Tuesday, September 23rd, 2008

Yesterday one of the plates on my bicycle chain came loose on the ride to work, and instead of soft pedaling home I opted to take public transportation.  It’d been a while since I had taken the T home from work, and so I was a little rusty when it came to things like rushing down to the platform to stand outside an empty train, only to find out five minutes later, that another train, on another platform would be taking me into the city, but not before it sat dumbly on the track for five to ten minutes.

I spent the time getting my grumpy on, dwelling on my nearly broken bicycle chain, the fact that I haven’t been running lately, all the crap I have to get done, yadda yadda yadda.  Meanwhile, some dopey kid with a Razor scooter and his pal get on the train.  He wasn’t really a kid, so much as a young adult, and the scooter wasn’t so much a mode of transportation but a badge proclaiming him a free spirit.  So, the kid then, is looking around the train all self righteous, and lecturing his pal with this smug sense of bravado.

Though a non-believer at heart I sent a small prayer up asking for the train to jerk forward and send him reeling from his scooter.  Unfortunately, if there was a conversion experience on the redline yesterday it didn’t involve me.

Then the kid is pointing out to his friend that everybody on the T sits a seat apart from everybody else. “It’s like they’re afraid of one another,” and as if to illustrate how silly this is, and to suggest maybe that everybody should sit as close as humanly possible to one another, he plops himself between to people who wanted absolutely nothing to do with him.

I was very tempted to say to nobody in particular, “oh look, Holden Caulfield is on the train today,” but I didn’t for any number of reasons, some of which I will go over now, so that you can get a better look at how exactly I think. 

1. For the most party I am personally very averse to confrontation of all kinds.
2. I wasn’t sure that anybody else on the train would get it.
3. I wasn’t sure I would really get it either since, truth be told, I have never really read Catcher in the Rye.
4. I didn’t feel like the price paid for combatting his ridiculousness (i.e. me suddenly becoming the old crank) was worth it.
5. I knew that I could seek passive-aggresive refuge in my blog and compain about him there.

I am a Shaws Card Holder

Thursday, September 18th, 2008

Do you go to Shaws Supermarket?

A lot of people do. In Boston, Shaws just might be the most popular supermarket around. Just about every neighborhood has one, and those neighborhoods that don’t have one, if there are any, probably want one.

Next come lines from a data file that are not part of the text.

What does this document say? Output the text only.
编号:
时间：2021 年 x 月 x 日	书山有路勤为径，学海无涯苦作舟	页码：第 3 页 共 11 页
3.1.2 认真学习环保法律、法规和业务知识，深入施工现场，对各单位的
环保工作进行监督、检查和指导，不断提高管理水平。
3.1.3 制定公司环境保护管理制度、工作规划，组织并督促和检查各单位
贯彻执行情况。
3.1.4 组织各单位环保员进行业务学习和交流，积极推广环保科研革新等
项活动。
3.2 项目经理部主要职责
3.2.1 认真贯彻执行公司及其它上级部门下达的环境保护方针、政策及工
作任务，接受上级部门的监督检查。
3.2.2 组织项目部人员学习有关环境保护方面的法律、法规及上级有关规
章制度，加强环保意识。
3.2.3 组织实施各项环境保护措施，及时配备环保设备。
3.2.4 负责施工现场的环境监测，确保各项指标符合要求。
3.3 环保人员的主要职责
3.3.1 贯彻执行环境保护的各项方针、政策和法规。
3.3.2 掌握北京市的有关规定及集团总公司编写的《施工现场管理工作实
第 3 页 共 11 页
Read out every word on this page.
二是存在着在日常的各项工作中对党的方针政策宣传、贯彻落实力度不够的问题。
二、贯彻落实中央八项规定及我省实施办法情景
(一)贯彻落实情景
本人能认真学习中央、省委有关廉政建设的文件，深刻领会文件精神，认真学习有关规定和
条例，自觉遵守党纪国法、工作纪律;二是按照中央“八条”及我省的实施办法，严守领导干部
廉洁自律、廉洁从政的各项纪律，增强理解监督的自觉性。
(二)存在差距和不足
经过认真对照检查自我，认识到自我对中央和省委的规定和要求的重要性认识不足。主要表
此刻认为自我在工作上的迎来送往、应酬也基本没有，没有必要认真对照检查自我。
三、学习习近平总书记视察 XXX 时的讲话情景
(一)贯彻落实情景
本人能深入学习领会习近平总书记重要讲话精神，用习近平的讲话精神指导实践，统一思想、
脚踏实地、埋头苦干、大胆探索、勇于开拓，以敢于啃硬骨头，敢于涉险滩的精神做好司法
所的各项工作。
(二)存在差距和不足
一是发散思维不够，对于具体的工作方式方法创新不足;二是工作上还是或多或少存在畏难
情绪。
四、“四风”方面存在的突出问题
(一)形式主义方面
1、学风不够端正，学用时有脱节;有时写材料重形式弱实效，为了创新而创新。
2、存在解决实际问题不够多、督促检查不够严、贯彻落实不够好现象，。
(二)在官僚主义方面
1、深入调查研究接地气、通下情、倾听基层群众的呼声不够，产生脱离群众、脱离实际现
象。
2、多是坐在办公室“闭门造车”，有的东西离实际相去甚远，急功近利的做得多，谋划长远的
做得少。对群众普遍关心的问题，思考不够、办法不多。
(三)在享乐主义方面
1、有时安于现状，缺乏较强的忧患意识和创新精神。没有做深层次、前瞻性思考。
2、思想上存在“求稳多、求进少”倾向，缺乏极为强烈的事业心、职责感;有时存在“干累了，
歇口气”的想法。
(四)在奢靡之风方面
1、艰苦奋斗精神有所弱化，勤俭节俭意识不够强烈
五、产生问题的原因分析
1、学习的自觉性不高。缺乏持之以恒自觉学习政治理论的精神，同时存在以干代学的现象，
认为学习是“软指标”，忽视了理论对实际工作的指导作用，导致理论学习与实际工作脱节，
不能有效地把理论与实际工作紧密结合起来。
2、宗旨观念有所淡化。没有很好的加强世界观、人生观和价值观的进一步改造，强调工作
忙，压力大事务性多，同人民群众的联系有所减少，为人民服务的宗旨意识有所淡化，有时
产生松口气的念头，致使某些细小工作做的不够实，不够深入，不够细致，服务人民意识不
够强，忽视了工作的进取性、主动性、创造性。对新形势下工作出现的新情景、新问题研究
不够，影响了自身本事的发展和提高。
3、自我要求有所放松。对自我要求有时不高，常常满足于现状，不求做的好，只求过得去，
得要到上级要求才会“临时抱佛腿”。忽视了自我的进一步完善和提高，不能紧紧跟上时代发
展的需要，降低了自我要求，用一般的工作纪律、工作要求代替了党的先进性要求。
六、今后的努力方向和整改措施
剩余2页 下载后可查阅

When you are inside a Shaws, you can’t help but notice how clean and well laid out all of the aisles are, and how this makes things so easy to find. There is one exception, a certain dirty messy Shaws that I won’t bother to name here, but all of the others I have been to have been everything a supermarket could ever aspire to be.

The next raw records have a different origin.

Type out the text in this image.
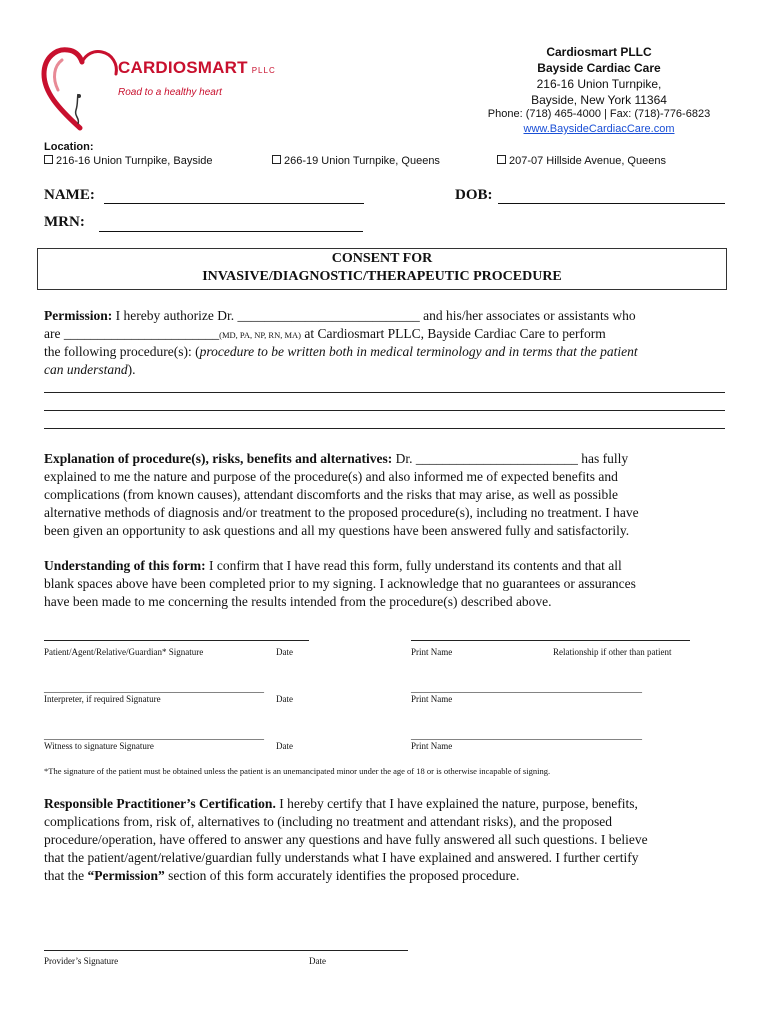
CARDIOSMART PLLC
Road to a healthy heart
Cardiosmart PLLC
Bayside Cardiac Care
216-16 Union Turnpike,
Bayside, New York 11364
Phone: (718) 465-4000 | Fax: (718)-776-6823
www.BaysideCardiacCare.com
Location:
216-16 Union Turnpike, Bayside	266-19 Union Turnpike, Queens	207-07 Hillside Avenue, Queens
NAME:	DOB:
MRN:
CONSENT FOR
INVASIVE/DIAGNOSTIC/THERAPEUTIC PROCEDURE
Permission: I hereby authorize Dr. ___________________________ and his/her associates or assistants who
are _______________________(MD, PA, NP, RN, MA) at Cardiosmart PLLC, Bayside Cardiac Care to perform
the following procedure(s): (procedure to be written both in medical terminology and in terms that the patient
can understand).
Explanation of procedure(s), risks, benefits and alternatives: Dr. ________________________ has fully
explained to me the nature and purpose of the procedure(s) and also informed me of expected benefits and
complications (from known causes), attendant discomforts and the risks that may arise, as well as possible
alternative methods of diagnosis and/or treatment to the proposed procedure(s), including no treatment. I have
been given an opportunity to ask questions and all my questions have been answered fully and satisfactorily.
Understanding of this form: I confirm that I have read this form, fully understand its contents and that all
blank spaces above have been completed prior to my signing. I acknowledge that no guarantees or assurances
have been made to me concerning the results intended from the procedure(s) described above.
Patient/Agent/Relative/Guardian* Signature	Date	Print Name	Relationship if other than patient
________________________________________	__________________________________________
Interpreter, if required Signature	Date	Print Name
________________________________________	__________________________________________
Witness to signature Signature	Date	Print Name
*The signature of the patient must be obtained unless the patient is an unemancipated minor under the age of 18 or is otherwise incapable of signing.
Responsible Practitioner’s Certification. I hereby certify that I have explained the nature, purpose, benefits,
complications from, risk of, alternatives to (including no treatment and attendant risks), and the proposed
procedure/operation, have offered to answer any questions and have fully answered all such questions. I believe
that the patient/agent/relative/guardian fully understands what I have explained and answered. I further certify
that the “Permission” section of this form accurately identifies the proposed procedure.
Provider’s Signature	Date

The bottom line is: Shaws is where it’s at!

I don’t mean to brag or anything, but guess who is a VIP at Shaws?

Mayor Menino?

Maybe, but guess again. Stumped?

The answer is me. This afternoon I received my special Shaws card. Now, no matter which Shaws I go to, all I have to do is show them my premium membership card and I get all sorts of special deals. For example, most people would have to pay $.79 for a candy bar. Well, if I buy two of those candy bars, I get two more FOR FREE!

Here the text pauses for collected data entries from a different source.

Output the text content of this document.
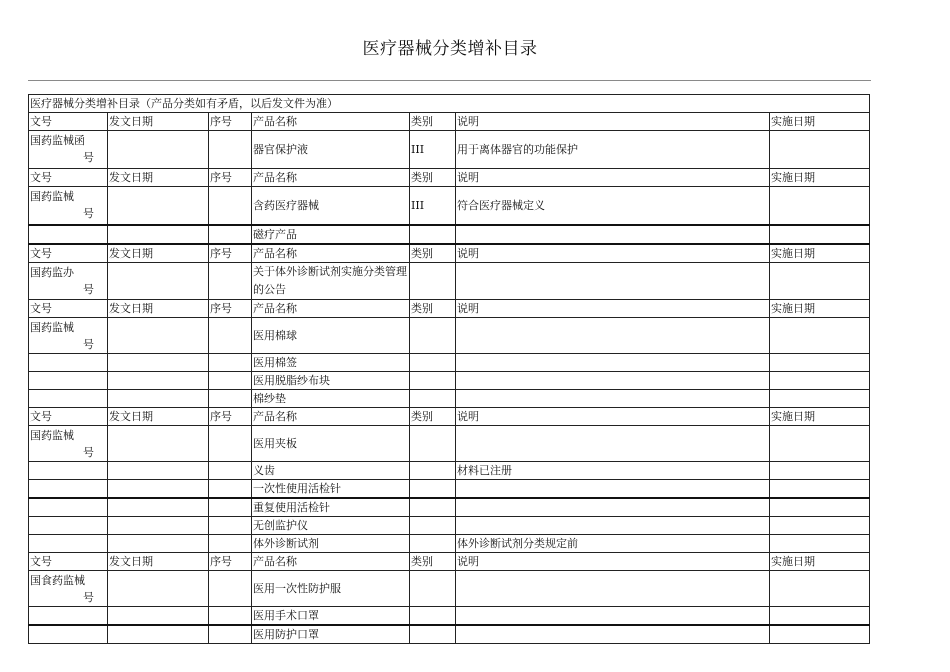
医疗器械分类增补目录
医疗器械分类增补目录（产品分类如有矛盾，以后发文件为准）						
文号	发文日期	序号	产品名称	类别	说明	实施日期

国药监械函
号			器官保护液	III	用于离体器官的功能保护	
文号	发文日期	序号	产品名称	类别	说明	实施日期

国药监械
号			含药医疗器械	III	符合医疗器械定义	
			磁疗产品			
文号	发文日期	序号	产品名称	类别	说明	实施日期

国药监办
号			关于体外诊断试剂实施分类管理的公告			
文号	发文日期	序号	产品名称	类别	说明	实施日期

国药监械
号			医用棉球			
			医用棉签			
			医用脱脂纱布块			
			棉纱垫			
文号	发文日期	序号	产品名称	类别	说明	实施日期

国药监械
号			医用夹板			
			义齿		材料已注册	
			一次性使用活检针			
			重复使用活检针			
			无创监护仪			
			体外诊断试剂		体外诊断试剂分类规定前	
文号	发文日期	序号	产品名称	类别	说明	实施日期

国食药监械
号			医用一次性防护服			
			医用手术口罩			
			医用防护口罩			
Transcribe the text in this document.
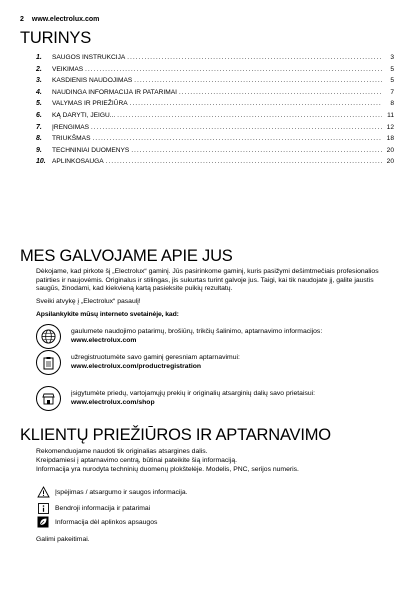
2 www.electrolux.com
TURINYS
1.	SAUGOS INSTRUKCIJA .....	3
2.	VEIKIMAS .....	5
3.	KASDIENIS NAUDOJIMAS .....	5
4.	NAUDINGA INFORMACIJA IR PATARIMAI .....	7
5.	VALYMAS IR PRIEŽIŪRA .....	8
6.	KĄ DARYTI, JEIGU... .....	11
7.	ĮRENGIMAS .....	12
8.	TRIUKŠMAS .....	18
9.	TECHNINIAI DUOMENYS .....	20
10. APLINKOSAUGA .....	20
MES GALVOJAME APIE JUS
Dėkojame, kad pirkote šį „Electrolux“ gaminį. Jūs pasirinkome gaminį, kuris pasižymi dešimtmečiais profesionalios patirties ir naujovėmis. Originalus ir stilingas, jis sukurtas turint galvoje jus. Taigi, kai tik naudojate jį, galite jaustis saugūs, žinodami, kad kiekvieną kartą pasieksite puikių rezultatų.
Sveiki atvykę į „Electrolux“ pasaulį!
Apsilankykite mūsų interneto svetainėje, kad:
gaulumete naudojimo patarimų, brošiūrų, trikčių šalinimo, aptarnavimo informacijos:
www.electrolux.com
užregistruotumėte savo gaminį geresniam aptarnavimui:
www.electrolux.com/productregistration
įsigytumėte priedų, vartojamųjų prekių ir originalių atsarginių dalių savo prietaisui:
www.electrolux.com/shop
KLIENTŲ PRIEŽIŪROS IR APTARNAVIMO
Rekomenduojame naudoti tik originalias atsargines dalis.
Kreipdamiesi į aptarnavimo centrą, būtinai pateikite šią informaciją.
Informacija yra nurodyta techninių duomenų plokštelėje. Modelis, PNC, serijos numeris.
Įspėjimas / atsargumo ir saugos informacija.
Bendroji informacija ir patarimai
Informacija dėl aplinkos apsaugos
Galimi pakeitimai.
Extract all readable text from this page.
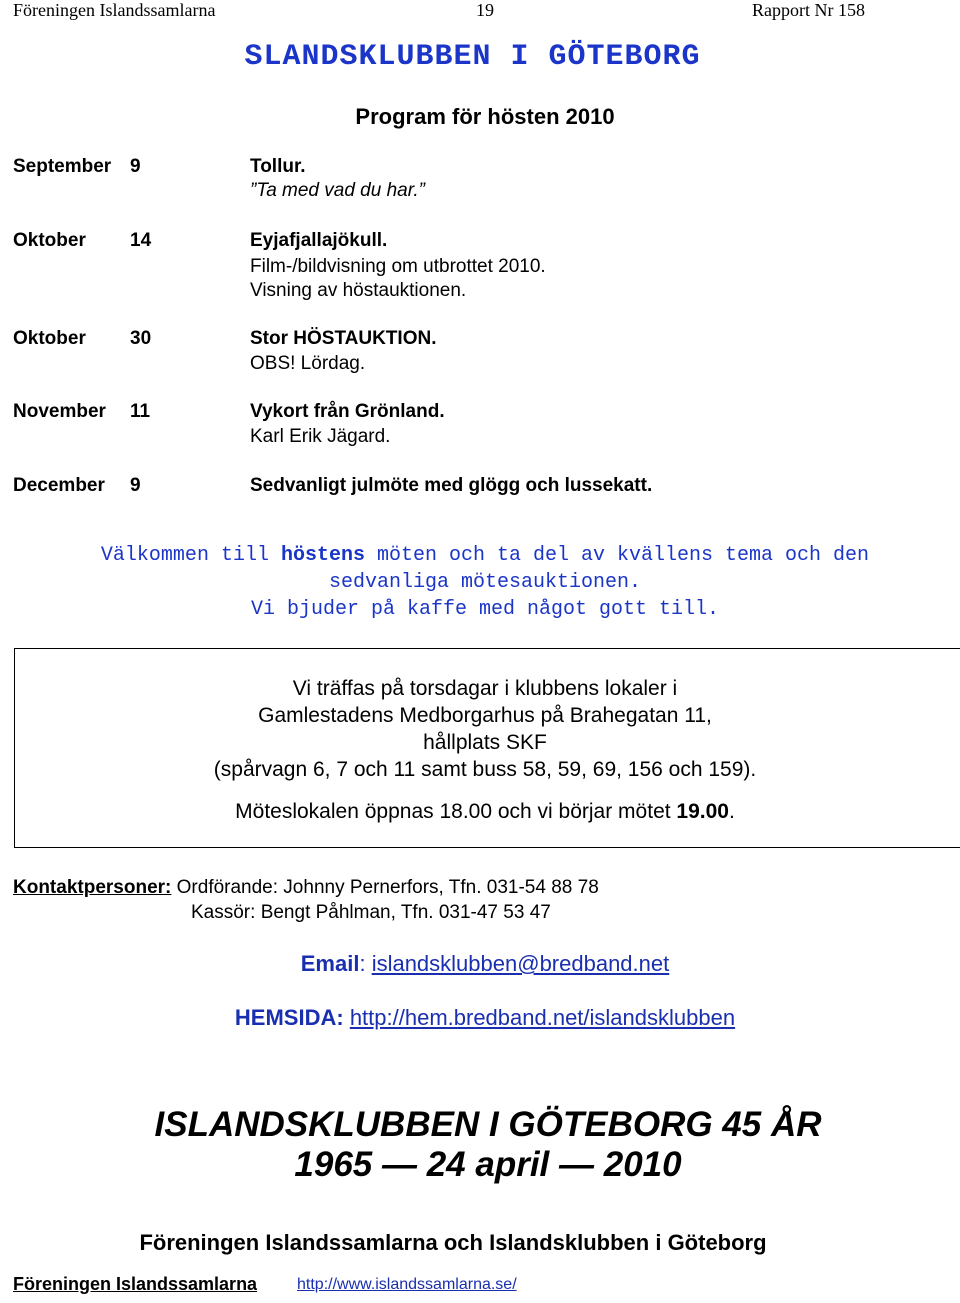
Föreningen Islandssamlarna	19	Rapport Nr 158
SLANDSKLUBBEN I GÖTEBORG
Program för hösten 2010
September 9	Tollur.
”Ta med vad du har.”
Oktober 14	Eyjafjallajökull.
Film-/bildvisning om utbrottet 2010.
Visning av höstauktionen.
Oktober 30	Stor HÖSTAUKTION.
OBS! Lördag.
November 11	Vykort från Grönland.
Karl Erik Jägard.
December 9	Sedvanligt julmöte med glögg och lussekatt.
Välkommen till höstens möten och ta del av kvällens tema och den
sedvanliga mötesauktionen.
Vi bjuder på kaffe med något gott till.
Vi träffas på torsdagar i klubbens lokaler i
Gamlestadens Medborgarhus på Brahegatan 11,
hållplats SKF
(spårvagn 6, 7 och 11 samt buss 58, 59, 69, 156 och 159).
Möteslokalen öppnas 18.00 och vi börjar mötet 19.00.
Kontaktpersoner: Ordförande: Johnny Pernerfors, Tfn. 031-54 88 78
Kassör: Bengt Påhlman, Tfn. 031-47 53 47
Email: islandsklubben@bredband.net
HEMSIDA: http://hem.bredband.net/islandsklubben
ISLANDSKLUBBEN I GÖTEBORG 45 ÅR
1965 — 24 april — 2010
Föreningen Islandssamlarna och Islandsklubben i Göteborg
Föreningen Islandssamlarna http://www.islandssamlarna.se/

Now, I don’t think it’s necessary to abuse these privileges. After all, the reason I have this card is because I am a respectable person, and respectable people don’t go around buying 45 cases of Coca-cola just because they are half off through Sunday. Respectable people like myself, card members, know that there will always be a deal waiting for them at Shaws, and stocking up ridiculously on provisions like Coca-Cola is something for people who shop at BJ’s or Costco. There is a bond of trust between us and our supermarket, the knowledge that we will always, despite the looming threat of a nuclear armed Iran, be there for one another.

What was that? You say you would like to go shopping with me? Well now. This relationship is something you have to earn. You can’t just leech off a member in the same way you can’t just become a member. You have to establish a relationship with this institution that shows you possess those same attributes and virtues that Shaws required to become what it is today. Once they get to know you, they will give you a look, a look of familiarity possibly. Something that tells them you are worth investing in. And they will ask you, “Do you have a Shaws card?” And then you will ask them how to get one, and before you know it, trust will have VALUE!

Together, Shaws and you will forge ahead to a bright new future!